DOMINIC POWELL / Tuesday, May 16, 2017
The “WannaCry/WannaCrypt” ransomware attack that swept across the globe over the weekend, infecting thousands of computers and locking down users’ files, has started affecting Australian businesses.
This morning Minister Assisting the Prime Minister for Cyber Security Dan Tehan revealed 12 Australian small businesses had been hit with the ransomware attack, and more are expected to emerge as the week progresses.
Read more: Aussie SMEs urged to update their systems after huge “WannaCry” ransomware attack
“This ransomware attack is a wake-up call to all Australian businesses to regularly backup their data and install the latest security patches.” Minister Tehan said in a statement.
“Small business owners should be pro-active about their cyber security in the wake of this ransomware campaign affecting computers around the world.”
Although inroads have been made to combat the attack, the malicious software continues to spread, taking advantage of an exploit found in unpatched versions of Microsoft Windows. Currently, the hackers have recouped a total of $US59,061 ($79,522) in untraceable digital currency Bitcoin, an amount which continues to increase as more users cough up the $300 ransom to retrieve their files.
These attacks can hurt not just your wallet: They can also cause unnecessary stress and affect productivity. Experts have advised businesses to respond quickly if affected, and make sure their systems are protected from this attack.
Here are four ways to protect your systems from this latest strain of ransomware.
1. Update your system immediately
The attack takes advantage of a critical exploit in older versions of Windows that was uncovered by the US National Security Agency earlier this year. After the vulnerability was uncovered, Microsoft released a patch in March for all affected systems and urged users to update to ensure protection.
Users Windows 10 are not vulnerable to the exploit, but older systems, such as Windows 8/7/Vista/XP, can be affected. Mac or Linux-based system have not been hit so far.
Cyber security expert Troy Hunt told SmartCompany yesterday that if a business has kept its systems up-to-date, the WannaCry ransomware is a “non-event”.
“This malware is targeting a vulnerability patched two months ago, so for businesses keeping their systems updated, this is a non-event,” he said.
“It’s amazing we’re seeing this problem at all, organisations have had a two-month lead time to patch this exploit.”
Windows systems can be updated via the inbuilt auto-update application which automatically receives all the latest security patches direct from Microsoft. The company provides a guide on here.
2. Disable the SMB protocol
For some businesses, updating your operating system can break more things than it fixes, because some update-averse business-critical software relying on certain versions of Windows in order to function correctly.

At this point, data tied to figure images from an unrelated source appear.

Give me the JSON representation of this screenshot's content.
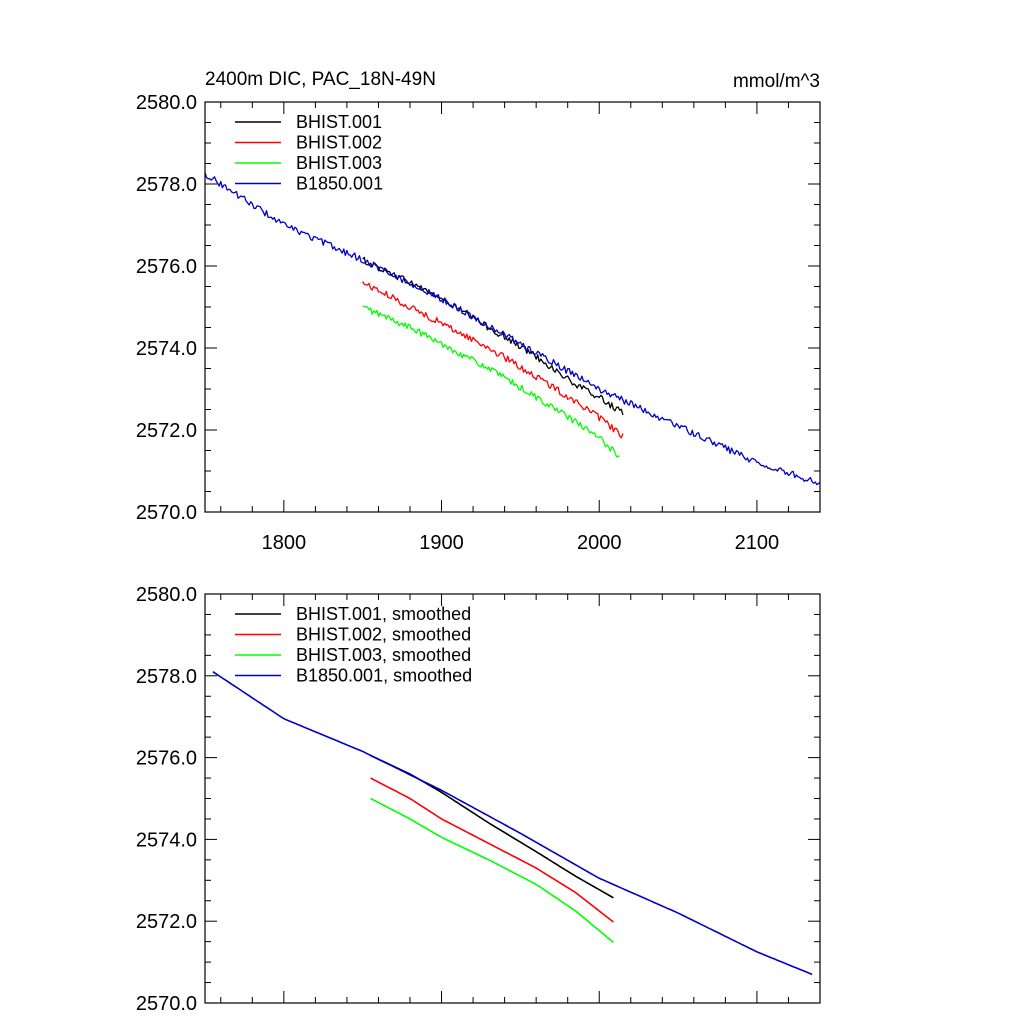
{
  "chart_data": [
    {
      "type": "line",
      "title": "2400m DIC, PAC_18N-49N",
      "units": "mmol/m^3",
      "xlabel": "",
      "ylabel": "",
      "xlim": [
        1750,
        2140
      ],
      "ylim": [
        2570,
        2580
      ],
      "xticks": [
        1800,
        1900,
        2000,
        2100
      ],
      "xtick_labels": [
        "1800",
        "1900",
        "2000",
        "2100"
      ],
      "yticks": [
        2570,
        2572,
        2574,
        2576,
        2578,
        2580
      ],
      "ytick_labels": [
        "2570.0",
        "2572.0",
        "2574.0",
        "2576.0",
        "2578.0",
        "2580.0"
      ],
      "grid": false,
      "legend_position": "top-left",
      "series": [
        {
          "name": "BHIST.001",
          "color": "#000000",
          "noisy": true,
          "x": [
            1850,
            1880,
            1900,
            1930,
            1960,
            1985,
            2000,
            2015
          ],
          "y": [
            2576.15,
            2575.6,
            2575.2,
            2574.5,
            2573.8,
            2573.1,
            2572.8,
            2572.4
          ]
        },
        {
          "name": "BHIST.002",
          "color": "#ff0000",
          "noisy": true,
          "x": [
            1850,
            1880,
            1900,
            1930,
            1960,
            1985,
            2000,
            2015
          ],
          "y": [
            2575.6,
            2575.0,
            2574.6,
            2574.0,
            2573.3,
            2572.7,
            2572.3,
            2571.85
          ]
        },
        {
          "name": "BHIST.003",
          "color": "#00ff00",
          "noisy": true,
          "x": [
            1850,
            1880,
            1900,
            1930,
            1960,
            1985,
            2000,
            2013
          ],
          "y": [
            2575.0,
            2574.5,
            2574.1,
            2573.5,
            2572.8,
            2572.2,
            2571.8,
            2571.35
          ]
        },
        {
          "name": "B1850.001",
          "color": "#0000cc",
          "noisy": true,
          "x": [
            1750,
            1800,
            1850,
            1900,
            1950,
            2000,
            2050,
            2100,
            2140
          ],
          "y": [
            2578.25,
            2577.0,
            2576.15,
            2575.2,
            2574.1,
            2573.0,
            2572.1,
            2571.2,
            2570.7
          ]
        }
      ]
    },
    {
      "type": "line",
      "title": "",
      "xlabel": "",
      "ylabel": "",
      "xlim": [
        1750,
        2140
      ],
      "ylim": [
        2570,
        2580
      ],
      "xticks": [
        1800,
        1900,
        2000,
        2100
      ],
      "xtick_labels": [
        "",
        "",
        "",
        ""
      ],
      "yticks": [
        2570,
        2572,
        2574,
        2576,
        2578,
        2580
      ],
      "ytick_labels": [
        "2570.0",
        "2572.0",
        "2574.0",
        "2576.0",
        "2578.0",
        "2580.0"
      ],
      "grid": false,
      "legend_position": "top-left",
      "series": [
        {
          "name": "BHIST.001, smoothed",
          "color": "#000000",
          "noisy": false,
          "x": [
            1855,
            1880,
            1900,
            1930,
            1960,
            1985,
            2010
          ],
          "y": [
            2576.05,
            2575.6,
            2575.15,
            2574.4,
            2573.7,
            2573.1,
            2572.55
          ]
        },
        {
          "name": "BHIST.002, smoothed",
          "color": "#ff0000",
          "noisy": false,
          "x": [
            1855,
            1880,
            1900,
            1930,
            1960,
            1985,
            2010
          ],
          "y": [
            2575.5,
            2575.0,
            2574.5,
            2573.9,
            2573.3,
            2572.7,
            2571.95
          ]
        },
        {
          "name": "BHIST.003, smoothed",
          "color": "#00ff00",
          "noisy": false,
          "x": [
            1855,
            1880,
            1900,
            1930,
            1960,
            1985,
            2010
          ],
          "y": [
            2575.0,
            2574.5,
            2574.05,
            2573.5,
            2572.9,
            2572.25,
            2571.45
          ]
        },
        {
          "name": "B1850.001, smoothed",
          "color": "#0000cc",
          "noisy": false,
          "x": [
            1755,
            1800,
            1850,
            1900,
            1950,
            2000,
            2050,
            2100,
            2135
          ],
          "y": [
            2578.1,
            2576.95,
            2576.15,
            2575.2,
            2574.15,
            2573.05,
            2572.2,
            2571.25,
            2570.7
          ]
        }
      ]
    }
  ]
}
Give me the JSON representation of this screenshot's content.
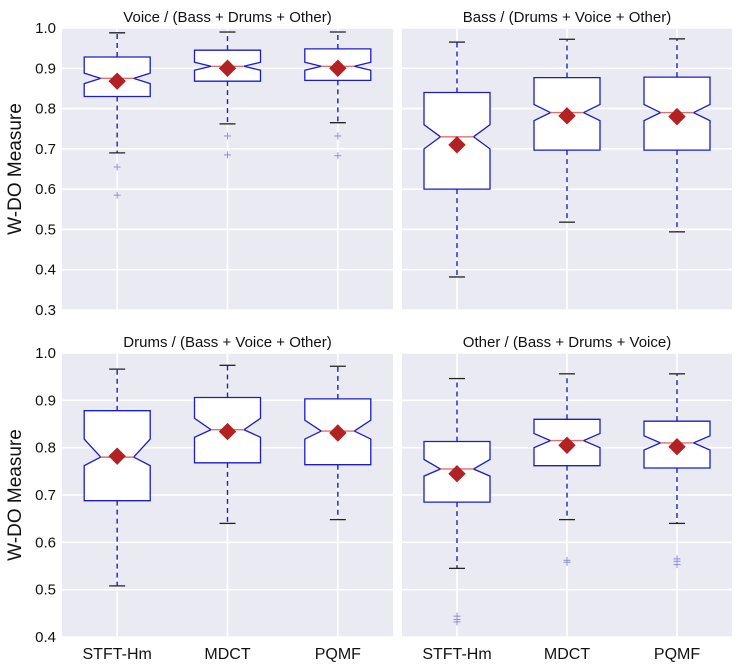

Large technology ecosystems like the UK’s National Health Service, which was heavily disrupted by the WannaCry ransomware, often rely on specific versions of operating systems and other software to ensure interoperability.
For businesses in this situation, a workaround is available. The ransomware takes advantage of a vulnerability in Windows’ SMBv1 protocol, which Hunt describes as a way for computers to “run remote commands on another machine”.
Disabling this protocol can prevent the vulnerability because you’re preventing the hackers from gaining entry.
Depending on your Windows version, disabling the SMBv1 protocol is fairly simple. For users on Windows 7/8/10, simply use the search function to navigate to “Windows Features”. In the list of features, you will see an option labelled “SMB1.0/CIFS File Sharing Support”.
Disabling that option and restarting your computer will prevent the ransomware from spreading to your computer. Microsoft has more information on how to disable SMB features on its website.
3. Backup your files
You’ve heard the golden rule “always back up your files” countless times, but in this case, that advice is just as relevant as ever.
Ransomware works by encrypting your precious data and demanding payment for the release of this, eventually threatening deletion if the ransom is not paid by a certain time. Hunt advises businesses to backup frequently, as doing so can turn a ransomware attack from a big issue into a minor annoyance.
“The whole idea of ransomware is for it to get its hands on every file it can find and encrypt it, so if you can just wipe your machine and restore from a backup, then it’s not an issue,” Hunt said.
“It’s not fun, but there’s a big difference between some downtime and a loss of work.”
For SMEs backing their systems up on-site, ensuring those systems can’t also be compromised by spreading malware is essential, with businesses advised to keep them disconnected from online computers unless backing up.
The easiest solution is cloud-based backup believes Hunt, which can be set to automatically sync files every day whilst also being exempt from system-wide ransomware attacks.
4. Educate yourself and your staff
Given small businesses lost over $2 million to scams over 2016, getting everyone in the business on the same page when it comes to cyber security can bring some peace of mind.
Dodgy-yet-legitimate phishing email attacks are becoming increasingly common, with Australian businesses being hit by a new one every week. These attacks can bring ransomware or keyloggers into your system, or masquerade as an unpaid invoice for time-poor business owners to pay.
The experts have previously explained biggest cyber-security threats for SMEs for SmartCompany. Reviewing these can lessen the impact if you are hit by cyber-attacks, and briefing your staff can help them alert you to any tell-tale signs of a breach.